Using these relationships, we define our derivative function: that is, the power function.
// Recall that the derivative of work is power, i.e. force times velocity. private double[] thrustPower(double t, double[] w) { JulianDate evalDate = s_startDate.add(new Duration(0, t)); return new double[] { m_thrustEvaluator.evaluate(evalDate).dot(m_pointEvaluator.evaluate(evalDate, 1).getFirstDerivative()) }; }
Finally, we integrate to find the work done by the rocket at various times along a 10 second interval. We use a step size of 0.1 seconds, noting that when we use a step size of 0.05, the result at 10 seconds differs by about 12 joules. Therefore, we judge that the error is relatively small in comparison to the work values, which are on the order of billions.
generateEvaluatorsFromPropagation(); OrdinaryDifferentialEquationFunction function = OrdinaryDifferentialEquationFunction.of(this::thrustPower); DependentVariableDifferentialEquation systemOfEquations = new DependentVariableDifferentialEquation(new OrdinaryDifferentialEquationSystem(function, 1)); RungeKutta4Integrator rk4Integrator = new RungeKutta4Integrator(systemOfEquations); rk4Integrator.setInitialStepSize(StepSize); // At t=0, the rocket hasn't done any work yet. rk4Integrator.initialize(0.0, new double[] { 0.0 }); // Populate a list of work values along a 10 second interval.
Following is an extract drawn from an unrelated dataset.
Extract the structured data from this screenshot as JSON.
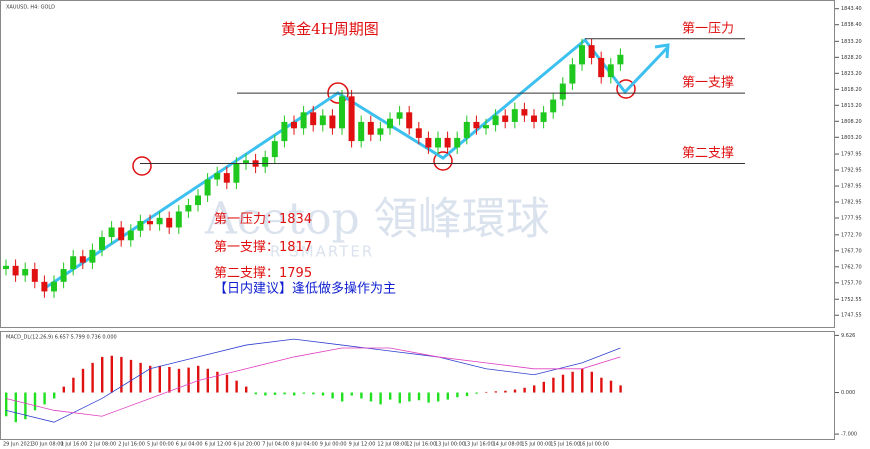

ArrayList<Double> thrustWorks = new ArrayList<Double>(); for (int i = 0; i < 100; i++) { rk4Integrator.integrate(); double[] w = rk4Integrator.getFinalDependentVariableValues(); thrustWorks.add(w[0]); }
We can find the work done by gravity in a similar manner.
private double[] gravityPower(double t, double[] w) { JulianDate evalDate = s_startDate.add(new Duration(0, t)); // TwoBodyGravity is defined as a specific force, so we must multiply by mass to get the force in Newtons. return new double[] { m_massEvaluator.evaluate(evalDate) * m_gravityEvaluator.evaluate(evalDate).dot(m_pointEvaluator.evaluate(evalDate, 1).getFirstDerivative()) }; }
function = OrdinaryDifferentialEquationFunction.of(this::gravityPower); systemOfEquations = new DependentVariableDifferentialEquation(new OrdinaryDifferentialEquationSystem(function, 1)); rk4Integrator = new RungeKutta4Integrator(systemOfEquations); rk4Integrator.setInitialStepSize(StepSize); rk4Integrator.initialize(0.0, new double[] { 0.0 }); ArrayList<Double> gravityWorks = new ArrayList<Double>(); for (int i = 0; i < 100; i++) { rk4Integrator.integrate(); double[] w = rk4Integrator.getFinalDependentVariableValues(); gravityWorks.add(w[0]); }
While this example uses a constant thrust, the procedure is identical for a thrust that varies with time.
The choice of method and parameters for numerical integration is equation-specific, and it can often be a nontrivial choice, especially for stiff and non-smooth systems. The integrators provided should be sufficient for most problems, though obtaining accurate, efficient results can often be a trial-and-error process.